Research Questions
This blog presents an ethnographic study I conducted in a one bedroom flat occupied by a PhD student in London. The following themes were discussed:
- What is home and how is domestic space organized?
- The history of the private library at home
- How personal memories are inscribed in material objects at home
- Reading practices around print and digital materials and how to collect ephemeral ideas
- Discussions and evaluation of research methods, including participant observation, interviews, diaries, and tracking software
- Reflections on how to present anthropological research in a digital portfolio
Additional Notes
- One might notice that the participant does not appear in the photos apart from a silhouette accidentally reflected from the laptop monitor and a hand at the mobile phone. Not showing her face was a promise I made to her and a practice for anonymization, but hopefully her presence can be felt among the material things she surrounds herself with.
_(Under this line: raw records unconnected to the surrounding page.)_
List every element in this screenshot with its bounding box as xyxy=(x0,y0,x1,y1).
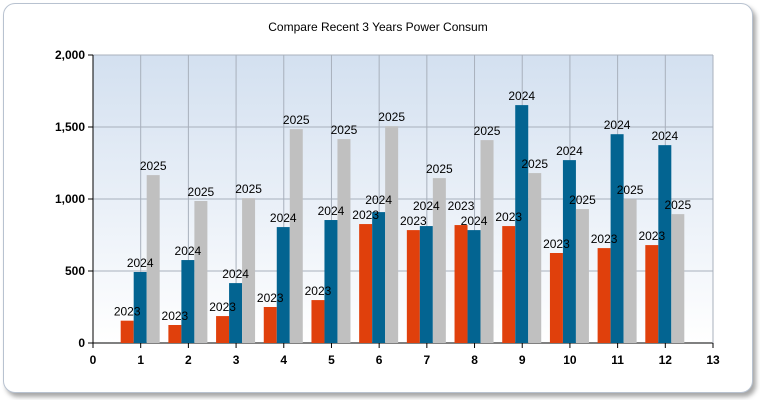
bar-2023-4 xyxy=(263,307,277,343)
x-tick-label: 0 xyxy=(90,353,97,367)
y-tick-label: 1,500 xyxy=(55,120,85,134)
data-label: 2023 xyxy=(257,291,284,305)
bar-2025-8 xyxy=(480,140,494,343)
chart-title: Compare Recent 3 Years Power Consum xyxy=(268,20,488,34)
data-label: 2024 xyxy=(413,199,440,213)
bar-2025-3 xyxy=(242,198,256,343)
bar-2024-3 xyxy=(229,283,243,343)
bar-2024-4 xyxy=(276,227,290,343)
bar-2025-6 xyxy=(385,126,399,343)
x-tick-label: 11 xyxy=(611,353,624,367)
bar-2025-11 xyxy=(623,199,637,343)
y-tick-label: 500 xyxy=(65,264,85,278)
bar-2023-2 xyxy=(168,325,182,343)
y-tick-label: 0 xyxy=(78,336,85,350)
x-tick-label: 6 xyxy=(376,353,383,367)
bar-2024-1 xyxy=(133,272,147,343)
x-tick-label: 1 xyxy=(137,353,144,367)
data-label: 2024 xyxy=(461,214,488,228)
bar-2024-9 xyxy=(515,105,529,343)
bar-2023-10 xyxy=(549,253,563,343)
data-label: 2023 xyxy=(305,284,332,298)
bar-2023-3 xyxy=(216,316,230,343)
data-label: 2025 xyxy=(617,183,644,197)
x-tick-label: 8 xyxy=(471,353,478,367)
data-label: 2024 xyxy=(365,193,392,207)
data-label: 2023 xyxy=(162,309,189,323)
data-label: 2023 xyxy=(209,300,236,314)
bar-2024-7 xyxy=(419,226,433,343)
bar-2025-5 xyxy=(337,139,351,343)
bar-2023-7 xyxy=(406,230,420,343)
data-label: 2024 xyxy=(222,267,249,281)
data-label: 2025 xyxy=(331,123,358,137)
x-tick-label: 4 xyxy=(280,353,287,367)
x-tick-label: 12 xyxy=(659,353,673,367)
bar-2023-5 xyxy=(311,300,325,343)
y-tick-label: 2,000 xyxy=(55,48,85,62)
data-label: 2023 xyxy=(638,229,665,243)
data-label: 2025 xyxy=(664,198,691,212)
data-label: 2025 xyxy=(283,113,310,127)
bar-2023-1 xyxy=(120,320,134,343)
bar-2024-12 xyxy=(658,145,672,343)
data-label: 2024 xyxy=(318,204,345,218)
data-label: 2025 xyxy=(235,182,262,196)
data-label: 2024 xyxy=(604,118,631,132)
data-label: 2023 xyxy=(448,199,475,213)
bar-2025-9 xyxy=(528,173,542,343)
data-label: 2023 xyxy=(114,305,141,319)
data-label: 2025 xyxy=(140,159,167,173)
bar-2023-8 xyxy=(454,225,468,343)
data-label: 2024 xyxy=(270,211,297,225)
bar-2024-8 xyxy=(467,230,481,343)
bar-2024-6 xyxy=(372,212,386,343)
bar-2024-10 xyxy=(562,160,576,343)
x-tick-label: 13 xyxy=(706,353,720,367)
bar-2025-10 xyxy=(575,209,589,343)
x-tick-label: 5 xyxy=(328,353,335,367)
data-label: 2023 xyxy=(495,210,522,224)
x-tick-label: 10 xyxy=(563,353,577,367)
x-tick-label: 7 xyxy=(424,353,431,367)
x-tick-label: 3 xyxy=(233,353,240,367)
data-label: 2025 xyxy=(474,124,501,138)
data-label: 2024 xyxy=(127,256,154,270)
data-label: 2025 xyxy=(521,157,548,171)
data-label: 2023 xyxy=(400,214,427,228)
data-label: 2023 xyxy=(591,232,618,246)
data-label: 2025 xyxy=(188,185,215,199)
bar-2023-12 xyxy=(645,245,659,343)
bar-2023-11 xyxy=(597,248,611,343)
data-label: 2024 xyxy=(508,89,535,103)
bar-2025-1 xyxy=(146,175,160,343)
bar-2024-5 xyxy=(324,220,338,343)
bar-2023-6 xyxy=(359,224,373,343)
bar-2025-4 xyxy=(289,129,303,343)
data-label: 2024 xyxy=(556,144,583,158)
data-label: 2023 xyxy=(543,237,570,251)
y-tick-label: 1,000 xyxy=(55,192,85,206)
bar-2023-9 xyxy=(502,226,516,343)
x-tick-label: 2 xyxy=(185,353,192,367)
bar-2024-11 xyxy=(610,134,624,343)
data-label: 2024 xyxy=(175,244,202,258)
bar-2025-7 xyxy=(432,178,446,343)
data-label: 2025 xyxy=(378,110,405,124)
bar-2025-2 xyxy=(194,201,208,343)
x-tick-label: 9 xyxy=(519,353,526,367)
bar-2024-2 xyxy=(181,260,195,343)
data-label: 2024 xyxy=(651,129,678,143)
data-label: 2025 xyxy=(426,162,453,176)
data-label: 2023 xyxy=(352,208,379,222)
bar-2025-12 xyxy=(671,214,685,343)
data-label: 2025 xyxy=(569,193,596,207)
- Research materials have the propensity to be scattered and unruly. Creating this blog is much smaller in scale in comparison with other large, long-term research projects, but this project provided a glimpse for me into the knowledge work researchers are engaged in.
- Traditional anthropological methods such as interviews and shadowing provided most valuable insight for me in this study. If I had taken a completely quantitative approach, think descriptions would not have been possible.
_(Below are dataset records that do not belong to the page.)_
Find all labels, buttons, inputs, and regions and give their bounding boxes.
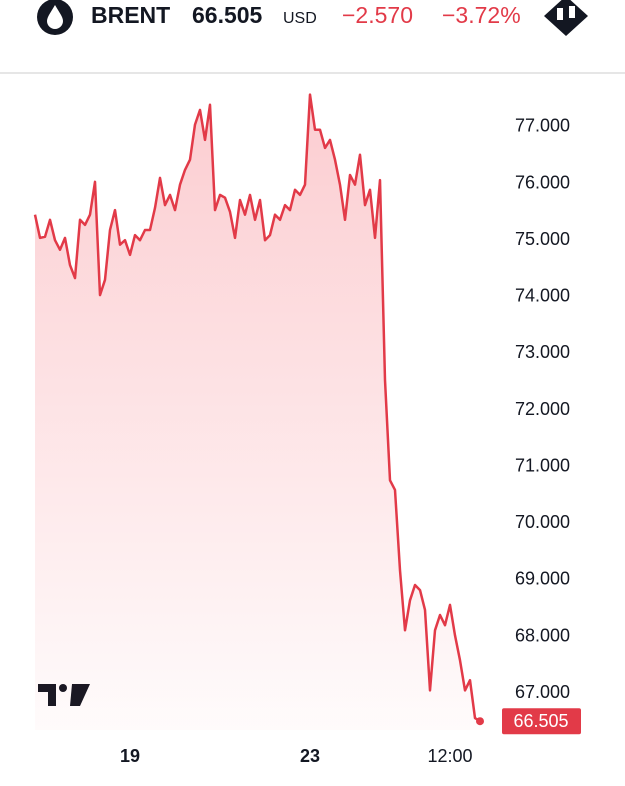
y-tick-label: 69.000 (515, 569, 570, 589)
line (33, 93, 481, 723)
drop-icon (47, 5, 63, 29)
area (35, 94, 480, 731)
x-tick-label: 12:00 (427, 746, 472, 766)
symbol: BRENT (91, 2, 170, 28)
candle-icon (569, 6, 575, 18)
y-tick-label: 75.000 (515, 229, 570, 249)
currency: USD (283, 10, 317, 27)
candle-icon (557, 8, 563, 20)
y-tick-label: 67.000 (515, 682, 570, 702)
change-percent: −3.72% (442, 2, 521, 28)
price: 66.505 (192, 2, 263, 28)
header: BRENT 66.505 USD −2.570 −3.72% (37, 0, 625, 40)
last-point (476, 717, 484, 726)
y-tick-label: 74.000 (515, 286, 570, 306)
price-tag (502, 708, 581, 735)
x-tick-label: 19 (120, 746, 140, 766)
y-tick-label: 76.000 (515, 172, 570, 192)
y-tick-label: 68.000 (515, 625, 570, 645)
y-tick-label: 71.000 (515, 455, 570, 475)
y-tick-label: 72.000 (515, 399, 570, 419)
change: −2.570 (342, 2, 413, 28)
y-tick-label: 77.000 (515, 116, 570, 136)
price-tag-label: 66.505 (513, 711, 568, 731)
x-tick-label: 23 (300, 746, 320, 766)
chart-type-button[interactable] (544, 0, 588, 36)
y-tick-label: 73.000 (515, 342, 570, 362)
y-tick-label: 70.000 (515, 512, 570, 532)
Future Research Directions
During the course of working on this blog, I stumbled upon an evocative post on Facebook by another Taiwanese postgraduate student in London.
I miss home. Not just my family, but my book collections. Stacks of books at my former universities and at home. Those rare research-related books I'd acquired at obscure bookstores. I should've digitized all research materials, but it's too late now.
Being forced to discard material things and only keep the "essentials" is a shared experience among international or exchange students, migrant workers, and people who move on a regular basis. Can digital archiving be an alternative to moving physical objects? Do people consciously try not to be attached to physical things so that they can be more mobile?
The participant of my study, C, possessed embodied memories of things, and this dimension is inevitably missing in their digital counterparts. Can digital things preserve the same level of comfort as physical things?
In the foreseeable future, people will be living in environments where the physical and digital are entangled. Perhaps they will still be thinking about these questions and experiment with different arrangements.